Here you can see how we used a recycled tent to inspire our shape and silhouette.

Cross-dressing, Androgyny

Of course, our second pioneer Grayson Perry has also inspired us significantly. He led us to a research on cross-dressing and the term androgyny, combination of masculine and feminine characteristics.


We also liked the idea of looking at bloomers, as they are the first female trousers. The bloomers have given us the idea to bring together skirts and trousers in one outfit and playing with the notion of androgyny.

Textiles Contact Sheet

Our textiles student friends Stella, Vanessa and Sanusha in print, embroidery and knit have come up with countless individual and combination samples. On this contact sheet you can see the textiles we have decided to take on to our final collection.

Textiles Development

This first combination sample takes its inspiration from the shape of a filled Aguayo. That shape then inspired our knitwear student colleague to come up with a design that resembles a knit ball. With a print inspired by Grayson Perry and his colourful personality, combined with embroidered details that repeats the 3d ball shape, together they have created this textiles design.

Textiles Development

This is another combination textiles design that brings together elements of embroidery and print. A print design taking inspiration from Grayson Perry and David Bowie was then embroidered on the fabric which resulted in a textured surface.

Textiles Development

Throughout the collection we have also used knitted elements inspired from the traditional Aguayo textile and colourful personalities.

Colour Proportion and Balance

Our colour palette was inspired by the Rainbow Mountains in Peru and an Aguayo textile. Mountaineering was a big aspect of our research initially and that led us to the Rainbow Mountain. The Aguayo textile was of course a really important part of the cholitas’ traditional clothing, which provided us the darker colours in the palette. In the proportion, the pastel colours make the majority of the collection as they are the colours for the bases of the garments whereas the darker and more pigmented colours are there to balance out the whole collection being the colours of the various textiles used in the collection.

Natural Dye Experiment

Here you can see the individual stages of our experiment. Since our colour palette consisted of pastel colours mostly, we aimed for creating the pastel colours. For the few darker colours we have, we tried leaving the fabric in the pigmented water for a longer time. The turmeric example proves, the longer the fabric sits in the dyed water, the darker the final colour appears.

Fabric Board

For woven fabrics we chose Natural Draped Peace Silk and Ivory Recycled Polyester Satin and for knit fabrics we chose Cream Undyed Organic Single Jersey and Super Soft Milk Jersey. These fabrics were all supplied by OFFSET WAREHOUSE, a company offering a range of sustainable and ethical fabrics and haberdashery. They have an easy to follow website where they put all the relevant information about the materials which was the main reason why we chose this company specifically. The chosen fabrics were all in natural or white colours, so that we could perform a natural dye experiment and create our own colours without using chemical dyes that harm the environment.

Range Plan

For the range plan we created 30 garments including one jumpsuit, five trousers, two leggings, five dresses, one skirt overall, seven tops, one sweater, five different styles of jackets, and three garments that can be incorporated into outfits as additional garment details like an accessory.

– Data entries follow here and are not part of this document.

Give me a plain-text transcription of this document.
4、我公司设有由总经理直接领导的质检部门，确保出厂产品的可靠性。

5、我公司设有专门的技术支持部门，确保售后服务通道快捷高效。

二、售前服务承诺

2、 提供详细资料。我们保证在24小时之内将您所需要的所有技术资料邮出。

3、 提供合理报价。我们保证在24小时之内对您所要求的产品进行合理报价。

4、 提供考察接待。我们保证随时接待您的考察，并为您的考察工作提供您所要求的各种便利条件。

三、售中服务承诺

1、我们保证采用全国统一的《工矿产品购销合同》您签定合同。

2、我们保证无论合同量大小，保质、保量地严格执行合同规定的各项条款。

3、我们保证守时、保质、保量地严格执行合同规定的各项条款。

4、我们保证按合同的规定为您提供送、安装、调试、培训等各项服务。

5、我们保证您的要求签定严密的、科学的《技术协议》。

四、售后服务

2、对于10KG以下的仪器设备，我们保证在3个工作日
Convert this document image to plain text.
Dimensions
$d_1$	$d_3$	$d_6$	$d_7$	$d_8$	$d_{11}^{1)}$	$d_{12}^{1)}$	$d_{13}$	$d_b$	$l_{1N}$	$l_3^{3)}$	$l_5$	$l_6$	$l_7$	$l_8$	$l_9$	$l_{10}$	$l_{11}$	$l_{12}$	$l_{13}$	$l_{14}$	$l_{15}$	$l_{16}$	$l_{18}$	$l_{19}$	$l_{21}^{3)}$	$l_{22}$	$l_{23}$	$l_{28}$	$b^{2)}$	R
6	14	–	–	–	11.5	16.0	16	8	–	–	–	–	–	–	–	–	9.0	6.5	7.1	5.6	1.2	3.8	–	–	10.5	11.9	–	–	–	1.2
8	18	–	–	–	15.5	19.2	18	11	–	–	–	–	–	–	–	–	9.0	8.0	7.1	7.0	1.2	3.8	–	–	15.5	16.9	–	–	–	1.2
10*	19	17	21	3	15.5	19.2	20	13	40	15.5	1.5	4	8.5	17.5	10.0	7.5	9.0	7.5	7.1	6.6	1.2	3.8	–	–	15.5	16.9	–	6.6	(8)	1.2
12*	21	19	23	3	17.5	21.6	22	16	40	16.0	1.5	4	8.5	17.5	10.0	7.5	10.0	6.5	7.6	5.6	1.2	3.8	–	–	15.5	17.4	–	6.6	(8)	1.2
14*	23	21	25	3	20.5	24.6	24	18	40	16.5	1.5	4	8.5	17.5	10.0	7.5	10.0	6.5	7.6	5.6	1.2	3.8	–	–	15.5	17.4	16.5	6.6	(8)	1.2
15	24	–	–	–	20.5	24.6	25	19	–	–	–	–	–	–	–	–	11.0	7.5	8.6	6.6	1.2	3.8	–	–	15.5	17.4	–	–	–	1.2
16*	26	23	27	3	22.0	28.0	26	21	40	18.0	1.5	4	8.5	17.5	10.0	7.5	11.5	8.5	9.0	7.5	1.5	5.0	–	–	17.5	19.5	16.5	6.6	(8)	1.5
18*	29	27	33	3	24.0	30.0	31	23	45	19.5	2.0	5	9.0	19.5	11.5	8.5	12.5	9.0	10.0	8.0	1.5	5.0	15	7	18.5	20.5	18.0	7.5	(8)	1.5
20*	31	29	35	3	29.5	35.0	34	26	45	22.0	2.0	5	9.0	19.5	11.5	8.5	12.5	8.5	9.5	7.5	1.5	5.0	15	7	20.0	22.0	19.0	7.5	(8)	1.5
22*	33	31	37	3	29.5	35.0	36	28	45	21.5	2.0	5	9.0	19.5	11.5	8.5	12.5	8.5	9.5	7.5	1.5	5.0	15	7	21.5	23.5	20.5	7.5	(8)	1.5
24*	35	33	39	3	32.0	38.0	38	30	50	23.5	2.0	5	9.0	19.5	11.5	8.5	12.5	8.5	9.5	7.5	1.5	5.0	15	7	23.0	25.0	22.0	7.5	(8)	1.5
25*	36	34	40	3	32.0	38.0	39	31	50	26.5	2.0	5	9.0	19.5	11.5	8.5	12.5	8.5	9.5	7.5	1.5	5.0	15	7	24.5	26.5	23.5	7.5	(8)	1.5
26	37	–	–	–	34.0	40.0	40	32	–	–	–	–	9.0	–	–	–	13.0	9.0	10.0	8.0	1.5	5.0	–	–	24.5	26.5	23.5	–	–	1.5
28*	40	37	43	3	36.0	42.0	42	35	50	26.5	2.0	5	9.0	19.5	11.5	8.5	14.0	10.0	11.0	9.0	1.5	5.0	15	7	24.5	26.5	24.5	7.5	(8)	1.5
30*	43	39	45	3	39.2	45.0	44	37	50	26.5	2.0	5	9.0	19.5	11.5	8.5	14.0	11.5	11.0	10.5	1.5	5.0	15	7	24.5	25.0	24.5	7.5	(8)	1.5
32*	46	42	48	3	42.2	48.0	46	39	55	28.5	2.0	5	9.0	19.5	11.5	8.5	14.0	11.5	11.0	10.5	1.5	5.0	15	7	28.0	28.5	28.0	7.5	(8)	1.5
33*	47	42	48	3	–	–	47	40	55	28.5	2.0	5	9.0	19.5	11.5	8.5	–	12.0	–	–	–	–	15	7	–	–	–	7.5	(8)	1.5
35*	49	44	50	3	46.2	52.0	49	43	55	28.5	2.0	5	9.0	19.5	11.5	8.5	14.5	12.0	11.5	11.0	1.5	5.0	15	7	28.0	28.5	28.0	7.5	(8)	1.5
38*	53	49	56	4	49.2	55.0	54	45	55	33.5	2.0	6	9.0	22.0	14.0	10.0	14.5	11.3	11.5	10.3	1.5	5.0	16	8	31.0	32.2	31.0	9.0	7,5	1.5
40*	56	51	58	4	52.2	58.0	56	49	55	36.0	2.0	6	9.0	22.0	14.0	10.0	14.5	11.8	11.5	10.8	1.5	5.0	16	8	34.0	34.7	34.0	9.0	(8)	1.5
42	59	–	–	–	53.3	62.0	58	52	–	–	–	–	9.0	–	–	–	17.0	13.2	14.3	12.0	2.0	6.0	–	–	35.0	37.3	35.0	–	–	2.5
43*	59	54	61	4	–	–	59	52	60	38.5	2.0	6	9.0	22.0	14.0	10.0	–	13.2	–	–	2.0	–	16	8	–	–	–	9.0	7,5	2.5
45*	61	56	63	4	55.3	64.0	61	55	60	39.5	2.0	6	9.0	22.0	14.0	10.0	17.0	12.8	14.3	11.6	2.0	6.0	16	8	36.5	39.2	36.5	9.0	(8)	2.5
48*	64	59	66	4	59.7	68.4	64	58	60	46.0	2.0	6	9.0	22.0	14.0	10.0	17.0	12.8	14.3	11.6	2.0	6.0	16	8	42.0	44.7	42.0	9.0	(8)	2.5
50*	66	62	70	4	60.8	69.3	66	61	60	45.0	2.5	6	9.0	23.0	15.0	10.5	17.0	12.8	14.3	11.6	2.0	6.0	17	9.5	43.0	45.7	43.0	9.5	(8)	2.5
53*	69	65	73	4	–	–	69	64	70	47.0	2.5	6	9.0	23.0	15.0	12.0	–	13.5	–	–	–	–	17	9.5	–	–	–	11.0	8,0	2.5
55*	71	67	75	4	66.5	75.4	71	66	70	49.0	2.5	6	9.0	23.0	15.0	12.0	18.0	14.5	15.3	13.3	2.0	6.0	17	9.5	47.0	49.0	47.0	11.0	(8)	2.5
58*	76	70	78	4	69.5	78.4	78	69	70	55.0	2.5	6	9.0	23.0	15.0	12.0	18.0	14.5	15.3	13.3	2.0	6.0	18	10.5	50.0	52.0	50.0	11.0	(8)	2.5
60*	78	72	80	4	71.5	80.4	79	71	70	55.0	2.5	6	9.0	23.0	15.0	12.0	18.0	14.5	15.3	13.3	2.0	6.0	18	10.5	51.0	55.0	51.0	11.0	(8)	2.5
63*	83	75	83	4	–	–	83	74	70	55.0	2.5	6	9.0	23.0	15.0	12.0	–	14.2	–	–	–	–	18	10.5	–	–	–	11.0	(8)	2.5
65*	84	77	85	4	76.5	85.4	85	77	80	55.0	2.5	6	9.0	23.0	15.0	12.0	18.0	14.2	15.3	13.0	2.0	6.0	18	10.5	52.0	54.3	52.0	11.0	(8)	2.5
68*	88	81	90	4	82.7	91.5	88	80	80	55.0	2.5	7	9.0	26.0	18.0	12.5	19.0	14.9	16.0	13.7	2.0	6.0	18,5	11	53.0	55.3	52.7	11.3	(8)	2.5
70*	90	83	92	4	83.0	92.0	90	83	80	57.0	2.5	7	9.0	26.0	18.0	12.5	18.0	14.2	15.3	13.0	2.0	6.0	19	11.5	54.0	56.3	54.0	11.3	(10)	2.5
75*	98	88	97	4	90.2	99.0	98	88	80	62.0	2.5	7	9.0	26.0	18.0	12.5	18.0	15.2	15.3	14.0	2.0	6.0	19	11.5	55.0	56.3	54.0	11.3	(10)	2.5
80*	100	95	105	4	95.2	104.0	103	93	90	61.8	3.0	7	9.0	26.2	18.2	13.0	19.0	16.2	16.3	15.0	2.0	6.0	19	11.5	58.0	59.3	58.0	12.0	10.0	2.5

Final Line-up, front and back

We decided to have quite layered outfits, this was an idea originating from the layered skirts of the cholitas: the pollera. We brought together items associated with women and men in the same outfit, playing with the notion of androgyny; and combined dresses and skirts with trousers underneath to refer to the bloomers. Overall, our garments consisted of pastel colours, which was intentional. We wanted the textiles to bring the excitement to the collection to emphasise our concept: Who are you beyond your gender? Strip off your gender layer and reveal your colourful personality.